II. – En conséquence, compléter cet article par l’alinéa suivant :
« II. – L’article 19 de la présente loi n’est pas applicable à la consultation prévue au a bis du 1° du II de l’article L. 1111‑12‑4 du code de la santé publique. »
Pourquoi cet amendement ?
La volonté « libre et éclairée » (sans contrainte et précédée d’informations complètes) du
demandeur de l’aide à mourir peut être affectée par une pathologie (Alzheimer...) ou un état
affectant son jugement (démence, alcoolisme chronique, dépression...).

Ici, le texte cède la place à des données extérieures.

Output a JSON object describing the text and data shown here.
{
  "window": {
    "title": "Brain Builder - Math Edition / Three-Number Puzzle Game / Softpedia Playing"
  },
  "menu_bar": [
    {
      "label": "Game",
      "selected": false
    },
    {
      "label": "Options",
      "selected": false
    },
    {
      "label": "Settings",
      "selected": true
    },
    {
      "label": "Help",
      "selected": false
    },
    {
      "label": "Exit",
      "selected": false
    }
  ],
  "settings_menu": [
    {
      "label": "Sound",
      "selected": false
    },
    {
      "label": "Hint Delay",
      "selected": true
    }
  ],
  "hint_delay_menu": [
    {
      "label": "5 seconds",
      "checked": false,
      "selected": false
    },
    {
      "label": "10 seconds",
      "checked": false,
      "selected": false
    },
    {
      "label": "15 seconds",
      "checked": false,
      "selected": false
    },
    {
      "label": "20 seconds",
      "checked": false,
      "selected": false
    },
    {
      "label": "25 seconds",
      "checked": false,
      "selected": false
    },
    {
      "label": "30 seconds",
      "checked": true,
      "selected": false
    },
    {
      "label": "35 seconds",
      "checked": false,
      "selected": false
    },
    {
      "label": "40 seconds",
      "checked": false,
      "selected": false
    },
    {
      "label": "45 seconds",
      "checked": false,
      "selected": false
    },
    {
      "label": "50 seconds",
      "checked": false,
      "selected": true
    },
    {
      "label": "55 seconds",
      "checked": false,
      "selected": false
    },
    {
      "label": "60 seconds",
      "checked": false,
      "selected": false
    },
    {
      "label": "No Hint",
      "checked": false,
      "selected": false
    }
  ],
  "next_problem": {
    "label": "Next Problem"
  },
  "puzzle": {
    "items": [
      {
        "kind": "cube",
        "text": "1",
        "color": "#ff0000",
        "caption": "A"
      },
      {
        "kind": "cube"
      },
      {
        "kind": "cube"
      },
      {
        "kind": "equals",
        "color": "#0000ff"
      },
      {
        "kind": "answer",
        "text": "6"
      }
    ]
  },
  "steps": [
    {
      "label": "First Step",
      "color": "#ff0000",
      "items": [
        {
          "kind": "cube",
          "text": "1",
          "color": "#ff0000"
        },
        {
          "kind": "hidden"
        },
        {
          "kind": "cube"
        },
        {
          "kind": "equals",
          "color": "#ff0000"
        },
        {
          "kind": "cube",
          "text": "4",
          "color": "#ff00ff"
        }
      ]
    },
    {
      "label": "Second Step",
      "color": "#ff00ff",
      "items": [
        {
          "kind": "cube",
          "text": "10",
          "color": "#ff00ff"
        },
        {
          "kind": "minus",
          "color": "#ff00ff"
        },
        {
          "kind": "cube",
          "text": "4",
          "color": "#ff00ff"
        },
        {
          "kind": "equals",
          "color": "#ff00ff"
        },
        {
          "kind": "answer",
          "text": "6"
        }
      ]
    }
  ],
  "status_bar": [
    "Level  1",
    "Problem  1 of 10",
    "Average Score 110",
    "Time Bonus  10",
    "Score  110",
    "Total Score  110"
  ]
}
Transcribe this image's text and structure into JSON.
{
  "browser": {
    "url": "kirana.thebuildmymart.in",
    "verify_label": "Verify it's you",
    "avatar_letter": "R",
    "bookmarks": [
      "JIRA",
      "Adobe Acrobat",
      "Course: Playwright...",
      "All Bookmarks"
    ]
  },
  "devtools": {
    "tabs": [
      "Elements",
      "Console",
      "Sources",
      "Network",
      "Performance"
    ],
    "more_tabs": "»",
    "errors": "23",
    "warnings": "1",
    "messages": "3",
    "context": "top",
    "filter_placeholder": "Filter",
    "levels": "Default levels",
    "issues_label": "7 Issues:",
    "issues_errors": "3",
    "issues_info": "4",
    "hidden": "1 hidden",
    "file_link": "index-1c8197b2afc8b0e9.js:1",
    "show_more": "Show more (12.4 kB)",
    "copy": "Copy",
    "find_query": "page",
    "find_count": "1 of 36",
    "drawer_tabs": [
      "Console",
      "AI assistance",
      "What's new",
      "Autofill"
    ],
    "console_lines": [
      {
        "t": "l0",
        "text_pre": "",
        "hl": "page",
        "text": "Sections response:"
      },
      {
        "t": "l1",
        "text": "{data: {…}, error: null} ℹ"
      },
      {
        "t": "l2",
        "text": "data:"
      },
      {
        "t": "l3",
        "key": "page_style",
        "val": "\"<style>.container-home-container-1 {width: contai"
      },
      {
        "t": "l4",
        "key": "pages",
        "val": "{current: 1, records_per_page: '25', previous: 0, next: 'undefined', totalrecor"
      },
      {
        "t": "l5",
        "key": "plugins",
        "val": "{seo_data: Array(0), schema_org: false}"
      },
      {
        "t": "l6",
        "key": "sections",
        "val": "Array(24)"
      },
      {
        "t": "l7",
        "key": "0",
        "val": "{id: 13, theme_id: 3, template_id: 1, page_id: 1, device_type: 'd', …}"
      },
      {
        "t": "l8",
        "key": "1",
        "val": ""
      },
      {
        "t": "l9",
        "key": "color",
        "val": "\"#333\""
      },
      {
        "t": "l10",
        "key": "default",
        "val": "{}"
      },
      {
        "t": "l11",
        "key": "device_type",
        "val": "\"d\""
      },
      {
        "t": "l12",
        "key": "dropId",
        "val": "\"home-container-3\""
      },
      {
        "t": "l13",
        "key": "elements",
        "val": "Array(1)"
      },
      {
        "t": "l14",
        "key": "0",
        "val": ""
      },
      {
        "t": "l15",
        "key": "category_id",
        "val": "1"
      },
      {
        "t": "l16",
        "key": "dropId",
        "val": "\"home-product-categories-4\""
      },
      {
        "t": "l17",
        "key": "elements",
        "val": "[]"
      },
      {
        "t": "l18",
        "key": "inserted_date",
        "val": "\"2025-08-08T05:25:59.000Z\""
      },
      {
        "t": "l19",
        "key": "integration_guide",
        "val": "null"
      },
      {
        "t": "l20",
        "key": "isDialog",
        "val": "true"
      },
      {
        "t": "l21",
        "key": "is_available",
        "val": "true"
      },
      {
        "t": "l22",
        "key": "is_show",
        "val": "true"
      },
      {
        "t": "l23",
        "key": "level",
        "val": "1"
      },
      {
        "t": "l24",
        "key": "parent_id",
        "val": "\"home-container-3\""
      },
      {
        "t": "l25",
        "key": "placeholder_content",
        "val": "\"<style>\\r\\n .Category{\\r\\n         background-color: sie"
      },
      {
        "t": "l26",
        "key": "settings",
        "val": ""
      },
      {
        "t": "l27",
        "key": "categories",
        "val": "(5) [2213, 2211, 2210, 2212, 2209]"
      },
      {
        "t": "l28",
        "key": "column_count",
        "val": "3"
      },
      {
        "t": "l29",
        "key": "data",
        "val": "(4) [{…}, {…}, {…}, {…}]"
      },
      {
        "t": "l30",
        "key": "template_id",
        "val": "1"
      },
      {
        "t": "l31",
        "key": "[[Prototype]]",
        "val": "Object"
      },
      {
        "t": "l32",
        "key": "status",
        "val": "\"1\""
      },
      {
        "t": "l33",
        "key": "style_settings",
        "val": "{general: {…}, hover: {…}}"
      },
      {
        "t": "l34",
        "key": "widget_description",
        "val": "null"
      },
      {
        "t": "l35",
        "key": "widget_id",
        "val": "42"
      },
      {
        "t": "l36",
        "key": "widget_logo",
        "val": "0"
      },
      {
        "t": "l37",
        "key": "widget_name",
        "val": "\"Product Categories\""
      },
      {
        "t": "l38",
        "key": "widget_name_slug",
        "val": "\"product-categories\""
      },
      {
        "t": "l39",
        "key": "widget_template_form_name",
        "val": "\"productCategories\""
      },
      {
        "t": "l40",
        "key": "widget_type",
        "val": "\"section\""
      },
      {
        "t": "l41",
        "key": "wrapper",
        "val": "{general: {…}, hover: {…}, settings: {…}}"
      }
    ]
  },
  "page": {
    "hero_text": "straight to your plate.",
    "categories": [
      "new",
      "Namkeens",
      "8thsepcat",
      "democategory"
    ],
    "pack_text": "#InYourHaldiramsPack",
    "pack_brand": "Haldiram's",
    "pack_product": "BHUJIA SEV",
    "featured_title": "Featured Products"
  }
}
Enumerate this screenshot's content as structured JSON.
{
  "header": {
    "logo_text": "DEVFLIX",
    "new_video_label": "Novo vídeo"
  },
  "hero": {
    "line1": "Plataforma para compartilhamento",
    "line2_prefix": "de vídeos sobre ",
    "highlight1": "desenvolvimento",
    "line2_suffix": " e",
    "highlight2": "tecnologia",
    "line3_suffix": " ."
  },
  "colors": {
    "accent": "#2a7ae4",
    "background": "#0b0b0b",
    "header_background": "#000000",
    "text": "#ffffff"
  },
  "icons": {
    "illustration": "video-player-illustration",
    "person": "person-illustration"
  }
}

Le présent amendement propose d’introduire une condition supplémentaire pour bénéficier de l’aide à mourir afin de mieux délimiter son périmètre. Un psychiatre devra avoir rendu un avis récent concluant que la personne qui souhaite l’administration de la substance létale ne présente pas de pathologie ou d’état affectant son jugement.
Motifs publiés par l’auteur avec l’amendement.
Dans quel texte s’inscrit cet amendement ?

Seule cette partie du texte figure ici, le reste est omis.